成功した写真だけでなく、失敗した写真も残してください。設定値と失敗の見え方が対応すると、別の場面でも直す順番を選べるようになります。
よくある進め方の失敗
最初から用語をすべて覚えようとすると、撮影結果と設定が結び付きません。必要になった設定だけを、その日の一枚で試してください。
複数の項目を同時に変える方法も避けます。明るさが直っても、F値、ISO、照明のどれが効いたか分からず、次の撮影で再現できないためです。

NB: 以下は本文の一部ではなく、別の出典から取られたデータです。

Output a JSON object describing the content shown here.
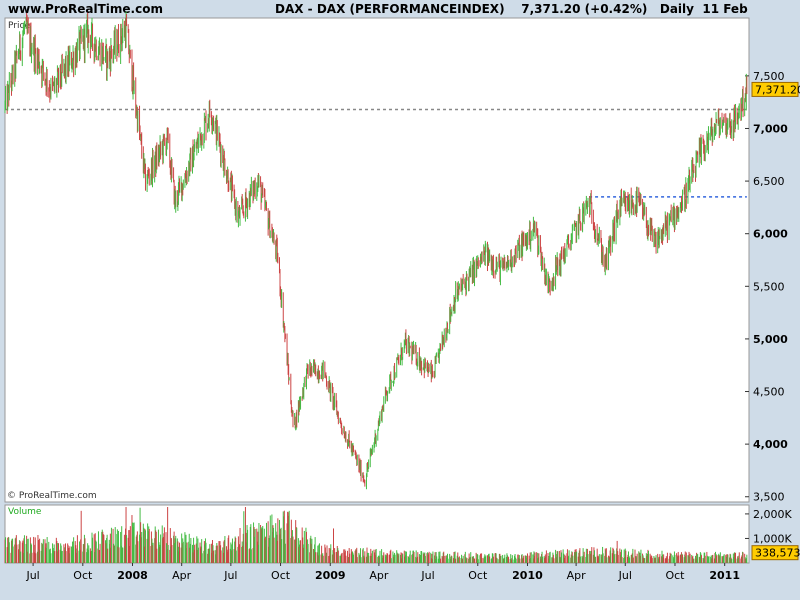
{
  "header": {
    "site": "www.ProRealTime.com",
    "title": "DAX - DAX (PERFORMANCEINDEX)",
    "last": "7,371.20",
    "change": "(+0.42%)",
    "period": "Daily",
    "date": "11 Feb"
  },
  "colors": {
    "up": "#44bb44",
    "down": "#cc4444",
    "resistance": "#888888",
    "support": "#3366dd",
    "tag": "#ffcc00"
  },
  "chart_data": {
    "type": "candlestick",
    "price_panel": {
      "label": "Price",
      "copyright": "© ProRealTime.com",
      "ylim": [
        3450,
        8050
      ],
      "yticks": [
        3500,
        4000,
        4500,
        5000,
        5500,
        6000,
        6500,
        7000,
        7500
      ],
      "ytick_labels": [
        "3,500",
        "4,000",
        "4,500",
        "5,000",
        "5,500",
        "6,000",
        "6,500",
        "7,000",
        "7,500"
      ],
      "ytick_bold": [
        false,
        true,
        false,
        true,
        false,
        true,
        false,
        true,
        false
      ],
      "last_price": 7371.2,
      "last_price_label": "7,371.20",
      "hlines": [
        {
          "name": "resistance",
          "value": 7180,
          "from": "2007-05-10",
          "to": "2011-02-11",
          "style": "dashed"
        },
        {
          "name": "support",
          "value": 6350,
          "from": "2010-04-25",
          "to": "2011-02-11",
          "style": "dashed"
        }
      ],
      "series": [
        {
          "date": "2007-05-10",
          "close": 7200
        },
        {
          "date": "2007-06-15",
          "close": 7950
        },
        {
          "date": "2007-08-05",
          "close": 7350
        },
        {
          "date": "2007-10-10",
          "close": 7900
        },
        {
          "date": "2007-11-15",
          "close": 7650
        },
        {
          "date": "2007-12-20",
          "close": 7950
        },
        {
          "date": "2008-01-25",
          "close": 6500
        },
        {
          "date": "2008-03-05",
          "close": 6900
        },
        {
          "date": "2008-03-20",
          "close": 6300
        },
        {
          "date": "2008-05-25",
          "close": 7180
        },
        {
          "date": "2008-07-15",
          "close": 6150
        },
        {
          "date": "2008-08-20",
          "close": 6500
        },
        {
          "date": "2008-09-25",
          "close": 5800
        },
        {
          "date": "2008-10-25",
          "close": 4150
        },
        {
          "date": "2008-11-20",
          "close": 4700
        },
        {
          "date": "2008-12-20",
          "close": 4700
        },
        {
          "date": "2009-01-20",
          "close": 4200
        },
        {
          "date": "2009-03-06",
          "close": 3660
        },
        {
          "date": "2009-04-15",
          "close": 4500
        },
        {
          "date": "2009-05-20",
          "close": 4950
        },
        {
          "date": "2009-07-10",
          "close": 4650
        },
        {
          "date": "2009-08-20",
          "close": 5400
        },
        {
          "date": "2009-10-15",
          "close": 5800
        },
        {
          "date": "2009-11-15",
          "close": 5650
        },
        {
          "date": "2010-01-15",
          "close": 6050
        },
        {
          "date": "2010-02-08",
          "close": 5500
        },
        {
          "date": "2010-04-25",
          "close": 6300
        },
        {
          "date": "2010-05-25",
          "close": 5700
        },
        {
          "date": "2010-06-20",
          "close": 6250
        },
        {
          "date": "2010-07-25",
          "close": 6300
        },
        {
          "date": "2010-08-25",
          "close": 5900
        },
        {
          "date": "2010-10-15",
          "close": 6300
        },
        {
          "date": "2010-11-20",
          "close": 6800
        },
        {
          "date": "2010-12-20",
          "close": 7050
        },
        {
          "date": "2011-01-20",
          "close": 7050
        },
        {
          "date": "2011-02-11",
          "close": 7371
        }
      ]
    },
    "volume_panel": {
      "label": "Volume",
      "ylim": [
        0,
        2200000
      ],
      "yticks": [
        1000000,
        2000000
      ],
      "ytick_labels": [
        "1,000K",
        "2,000K"
      ],
      "last_volume": 338573,
      "last_volume_label": "338,573",
      "series": [
        {
          "date": "2007-05-10",
          "volume": 900000
        },
        {
          "date": "2007-09-01",
          "volume": 800000
        },
        {
          "date": "2008-01-20",
          "volume": 1300000
        },
        {
          "date": "2008-06-01",
          "volume": 700000
        },
        {
          "date": "2008-10-10",
          "volume": 1700000
        },
        {
          "date": "2008-12-15",
          "volume": 600000
        },
        {
          "date": "2009-05-01",
          "volume": 400000
        },
        {
          "date": "2009-12-01",
          "volume": 300000
        },
        {
          "date": "2010-05-10",
          "volume": 500000
        },
        {
          "date": "2010-10-01",
          "volume": 350000
        },
        {
          "date": "2011-02-11",
          "volume": 338573
        }
      ]
    },
    "x_axis": {
      "xlim": [
        "2007-05-10",
        "2011-02-15"
      ],
      "ticks": [
        {
          "date": "2007-07-01",
          "label": "Jul",
          "bold": false
        },
        {
          "date": "2007-10-01",
          "label": "Oct",
          "bold": false
        },
        {
          "date": "2008-01-01",
          "label": "2008",
          "bold": true
        },
        {
          "date": "2008-04-01",
          "label": "Apr",
          "bold": false
        },
        {
          "date": "2008-07-01",
          "label": "Jul",
          "bold": false
        },
        {
          "date": "2008-10-01",
          "label": "Oct",
          "bold": false
        },
        {
          "date": "2009-01-01",
          "label": "2009",
          "bold": true
        },
        {
          "date": "2009-04-01",
          "label": "Apr",
          "bold": false
        },
        {
          "date": "2009-07-01",
          "label": "Jul",
          "bold": false
        },
        {
          "date": "2009-10-01",
          "label": "Oct",
          "bold": false
        },
        {
          "date": "2010-01-01",
          "label": "2010",
          "bold": true
        },
        {
          "date": "2010-04-01",
          "label": "Apr",
          "bold": false
        },
        {
          "date": "2010-07-01",
          "label": "Jul",
          "bold": false
        },
        {
          "date": "2010-10-01",
          "label": "Oct",
          "bold": false
        },
        {
          "date": "2011-01-01",
          "label": "2011",
          "bold": true
        }
      ]
    }
  }
}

機材を先に買い足しても、光やピントの原因は解決しないことがあります。現在のカメラで同じ被写体を撮り比べ、足りない機能が具体的になってから検討します。
まとめ
カメラ初心者は、明るさ、ピントとブレ、写る範囲、光と色の順に進めます。オートで撮った一枚から困りごとを選び、次の一枚では一項目だけ変えてください。設定を暗記するより、写真の変化から直し方を覚えるほうが再現しやすくなります。